Data is free or hidden – there is no middle ground
Science commons and other are organising a workshop on Open Science issues as a satellite meeting of the European Science Open Forum meeting in July. This is pitched as an opportunity to discuss issues around policy, funding, and social issues with an impact on the ‘Open Research Agenda’. In preparation for that meeting I wanted to continue to explore some of the conflicts that arise between wanting to make data freely available as soon as possible and the need to protect the interests of the researchers that have generated data and (perhaps) have a right to the benefits of exploiting that data.
John Cumbers proposed the idea of a ‘Protocol’ for open science that included the idea of a ‘use embargo’; the idea that when data is initially made available, no-one else should work on it for a specified period of time. I proposed more generally that people could ask that people leave data alone for any particular period of time, but that there ought to be an absolute limit on this type of embargo to prevent data being tied up. These kinds of ideas revolve around the need to forge community norms – standards of behaviour that are expected, and to some extent enforced, by a community. The problem is that these need to evolve naturally, rather than be imposed by committee. If there isn’t community buy in then proposed standards have no teeth.
An alternative approach to solving the problem is to adopt some sort ‘license’. A legal or contractual framework that creates obligation about how data can be used and re-used. This could impose embargoes of the type that John suggested, perhaps as flexible clauses in the license. One could imagine an ‘Open data – six month analysis embargo’ license. This is attractive because it apparently gives you control over what is done with your data while also allowing you to make it freely available. This is why people who first come to the table with an interest in sharing content always start with CC-BY-NC. They want everyone to have their content, but not to make money out of it. It is only later that people realise what other effects this restriction can have.

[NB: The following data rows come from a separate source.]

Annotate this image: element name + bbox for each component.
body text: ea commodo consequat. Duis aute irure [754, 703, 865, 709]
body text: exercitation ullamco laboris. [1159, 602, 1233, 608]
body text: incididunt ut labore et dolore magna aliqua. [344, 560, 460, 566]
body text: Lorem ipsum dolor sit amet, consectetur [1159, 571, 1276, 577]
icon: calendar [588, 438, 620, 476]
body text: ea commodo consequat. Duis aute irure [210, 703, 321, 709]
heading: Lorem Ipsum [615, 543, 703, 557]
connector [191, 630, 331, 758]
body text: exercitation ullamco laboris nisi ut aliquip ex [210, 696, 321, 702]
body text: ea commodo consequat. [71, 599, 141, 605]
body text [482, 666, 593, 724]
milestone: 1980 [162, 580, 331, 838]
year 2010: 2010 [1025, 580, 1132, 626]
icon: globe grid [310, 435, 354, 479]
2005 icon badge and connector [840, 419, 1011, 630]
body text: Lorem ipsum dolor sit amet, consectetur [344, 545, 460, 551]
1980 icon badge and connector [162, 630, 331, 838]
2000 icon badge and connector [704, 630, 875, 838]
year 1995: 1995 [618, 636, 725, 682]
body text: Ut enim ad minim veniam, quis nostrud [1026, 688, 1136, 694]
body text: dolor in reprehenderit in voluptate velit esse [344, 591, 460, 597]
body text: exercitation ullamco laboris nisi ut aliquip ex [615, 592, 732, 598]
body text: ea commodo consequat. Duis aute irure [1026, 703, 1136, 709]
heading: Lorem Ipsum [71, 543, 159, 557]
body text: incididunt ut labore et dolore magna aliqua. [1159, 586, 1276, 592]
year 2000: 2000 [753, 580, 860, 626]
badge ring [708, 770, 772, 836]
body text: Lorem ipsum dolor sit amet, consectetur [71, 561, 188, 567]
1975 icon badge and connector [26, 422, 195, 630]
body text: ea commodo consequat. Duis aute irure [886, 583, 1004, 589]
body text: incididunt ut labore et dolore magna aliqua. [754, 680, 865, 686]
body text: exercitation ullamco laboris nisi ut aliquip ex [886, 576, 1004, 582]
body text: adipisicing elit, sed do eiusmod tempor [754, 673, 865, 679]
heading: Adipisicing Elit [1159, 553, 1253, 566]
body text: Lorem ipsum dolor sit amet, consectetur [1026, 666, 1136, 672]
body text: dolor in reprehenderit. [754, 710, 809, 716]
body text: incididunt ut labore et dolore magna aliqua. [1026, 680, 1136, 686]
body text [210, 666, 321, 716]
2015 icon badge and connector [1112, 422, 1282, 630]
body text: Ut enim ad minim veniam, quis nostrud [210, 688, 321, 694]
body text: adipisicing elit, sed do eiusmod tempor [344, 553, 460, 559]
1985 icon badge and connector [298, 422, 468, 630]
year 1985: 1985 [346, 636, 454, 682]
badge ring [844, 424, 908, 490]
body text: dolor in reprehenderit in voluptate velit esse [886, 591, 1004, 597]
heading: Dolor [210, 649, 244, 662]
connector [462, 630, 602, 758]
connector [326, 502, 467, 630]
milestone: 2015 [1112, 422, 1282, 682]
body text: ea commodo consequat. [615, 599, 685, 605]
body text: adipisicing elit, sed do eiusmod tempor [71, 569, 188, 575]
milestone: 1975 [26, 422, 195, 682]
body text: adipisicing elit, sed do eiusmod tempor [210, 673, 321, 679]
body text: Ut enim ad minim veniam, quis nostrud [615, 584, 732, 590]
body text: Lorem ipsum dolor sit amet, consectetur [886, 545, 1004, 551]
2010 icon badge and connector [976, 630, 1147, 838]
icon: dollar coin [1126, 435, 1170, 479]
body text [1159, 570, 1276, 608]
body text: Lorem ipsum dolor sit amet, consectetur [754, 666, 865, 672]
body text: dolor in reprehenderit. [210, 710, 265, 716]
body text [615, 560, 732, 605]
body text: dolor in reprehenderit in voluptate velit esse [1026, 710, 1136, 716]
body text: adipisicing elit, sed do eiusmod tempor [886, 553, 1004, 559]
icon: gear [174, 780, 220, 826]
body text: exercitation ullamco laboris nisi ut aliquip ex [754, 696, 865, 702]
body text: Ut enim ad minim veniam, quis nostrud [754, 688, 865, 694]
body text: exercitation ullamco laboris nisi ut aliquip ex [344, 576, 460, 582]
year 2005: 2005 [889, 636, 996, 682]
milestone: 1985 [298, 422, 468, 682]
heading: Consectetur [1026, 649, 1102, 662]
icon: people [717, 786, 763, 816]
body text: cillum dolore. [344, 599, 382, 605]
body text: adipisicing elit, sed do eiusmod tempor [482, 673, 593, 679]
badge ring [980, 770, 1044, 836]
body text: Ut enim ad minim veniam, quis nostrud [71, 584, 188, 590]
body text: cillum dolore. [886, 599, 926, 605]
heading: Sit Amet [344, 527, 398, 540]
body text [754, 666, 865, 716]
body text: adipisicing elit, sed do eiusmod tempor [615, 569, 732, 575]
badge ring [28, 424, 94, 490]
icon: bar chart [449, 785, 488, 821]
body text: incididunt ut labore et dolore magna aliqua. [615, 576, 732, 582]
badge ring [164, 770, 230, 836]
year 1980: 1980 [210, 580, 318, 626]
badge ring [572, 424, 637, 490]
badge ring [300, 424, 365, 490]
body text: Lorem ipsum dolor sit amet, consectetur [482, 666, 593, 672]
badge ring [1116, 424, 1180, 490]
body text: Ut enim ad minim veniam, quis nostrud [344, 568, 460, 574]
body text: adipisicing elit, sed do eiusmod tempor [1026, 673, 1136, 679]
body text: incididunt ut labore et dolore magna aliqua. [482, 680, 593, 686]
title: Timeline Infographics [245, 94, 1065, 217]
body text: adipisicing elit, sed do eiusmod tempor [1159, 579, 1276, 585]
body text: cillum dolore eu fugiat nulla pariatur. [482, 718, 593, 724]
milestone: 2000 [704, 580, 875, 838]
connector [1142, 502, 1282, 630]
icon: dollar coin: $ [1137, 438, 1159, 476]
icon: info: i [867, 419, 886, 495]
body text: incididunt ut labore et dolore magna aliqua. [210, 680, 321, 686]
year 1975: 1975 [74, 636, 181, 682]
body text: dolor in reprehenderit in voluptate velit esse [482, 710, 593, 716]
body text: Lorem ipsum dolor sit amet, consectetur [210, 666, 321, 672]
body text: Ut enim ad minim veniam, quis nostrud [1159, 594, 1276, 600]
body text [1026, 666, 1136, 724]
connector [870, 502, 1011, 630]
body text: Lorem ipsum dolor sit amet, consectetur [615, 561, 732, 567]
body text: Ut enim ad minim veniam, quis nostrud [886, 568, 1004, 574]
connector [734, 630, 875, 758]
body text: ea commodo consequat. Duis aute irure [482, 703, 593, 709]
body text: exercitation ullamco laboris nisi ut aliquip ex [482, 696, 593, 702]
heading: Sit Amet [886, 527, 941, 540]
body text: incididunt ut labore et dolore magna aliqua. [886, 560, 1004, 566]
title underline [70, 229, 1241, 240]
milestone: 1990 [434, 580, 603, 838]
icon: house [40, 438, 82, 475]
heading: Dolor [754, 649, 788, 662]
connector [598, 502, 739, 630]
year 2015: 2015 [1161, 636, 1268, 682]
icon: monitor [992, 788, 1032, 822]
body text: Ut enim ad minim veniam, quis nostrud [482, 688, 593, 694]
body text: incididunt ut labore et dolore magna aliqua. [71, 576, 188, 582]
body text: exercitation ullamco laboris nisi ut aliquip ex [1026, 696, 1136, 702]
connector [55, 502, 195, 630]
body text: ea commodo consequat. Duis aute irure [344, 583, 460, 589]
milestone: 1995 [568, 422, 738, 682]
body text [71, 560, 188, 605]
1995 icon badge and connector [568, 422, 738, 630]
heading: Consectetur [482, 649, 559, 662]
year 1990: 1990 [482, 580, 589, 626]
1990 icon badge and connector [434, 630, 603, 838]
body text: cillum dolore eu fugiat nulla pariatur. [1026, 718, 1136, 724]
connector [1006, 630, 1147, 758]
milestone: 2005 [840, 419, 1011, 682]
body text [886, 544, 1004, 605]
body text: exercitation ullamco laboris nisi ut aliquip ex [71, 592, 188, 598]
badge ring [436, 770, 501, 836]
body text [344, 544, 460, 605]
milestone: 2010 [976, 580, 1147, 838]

I had rejected the licensing approach because I thought it could only work in a walled garden, something which goes against my view of what open data is about. More recently John Wilbanks has written some wonderfully clear posts on the nature of the public domain, and the place of data in it, that make clear that it can’t even work in a walled garden. Because data is in the public domain, no contractual arrangement can protect your ability to exploit that data, it can only give you a legal right to punish someone who does something you haven’t agreed to. This has important consequences for the idea of Open Science licences and standards.
If we argue as an ‘Open Science Movement’ that data is in and must remain in the public domain then, if we believe this is in the common good, we should also argue for the widest possible interpretation of what is data. The results of an experiment, regardless of how clever its design might be, are a ‘fact of nature’, and therefore in the public domain (although not necessarily publically available). Therefore if any person has access to that data they can do whatever the like with it as long as they are not bound by a contractual arrangement. If someone breaks a contractual arrangement and makes the data freely available there is no way you can get that data back. You can punish the person who made it available if they broke a contract with you. But you can’t recover the data. The only way you can protect the right to exploit data is by keeping it secret. The is entirely different to creative content where if someone ignores or breaks licence terms then you can legally recover the content from anyone that has obtained it.
Why does this matter to the Open Science movement? Aren’t we all about making the data available for people to do whatever anyway? It matters because you can’t place any legal limitations on what people do with data you make available. You can’t put something up and say ‘you can only use this for X’ or ‘you can only use it after six months’ or even ‘you must attribute this data’. Even in a walled garden, once there is one hole, the entire edifice is gone. The only way we can protect the rights of those who generate data to benefit from exploiting it is through the hard work of developing and enforcing community norms that provide clear guidelines on what can be done. It’s that or simply keep the data secret.
What is important is that we are clear about this distinction between legal and ethical protections. We must not tell people that their data can be protected because essentially they can’t. And this is a real challenge to the ethos of open data because it means that our only absolutely reliable method for protecting people is by hiding data. Strong community norms will, and do, help but there is a need to be careful about how we encourage people to put data out there. And we need to be very strong in condemning people who do the ‘wrong’ thing. Which is why a discussion on what we believe is ‘right’ and ‘wrong’ behaviour is incredibly important. I hope that discussion kicks off in Barcelona and continues globally over the next few months. I know that not everyone can make the various meetings that are going on – but between them and the blogosphere and the ‘streamosphere‘ we have the tools, the expertise, and hopefully the will, to figure these things out.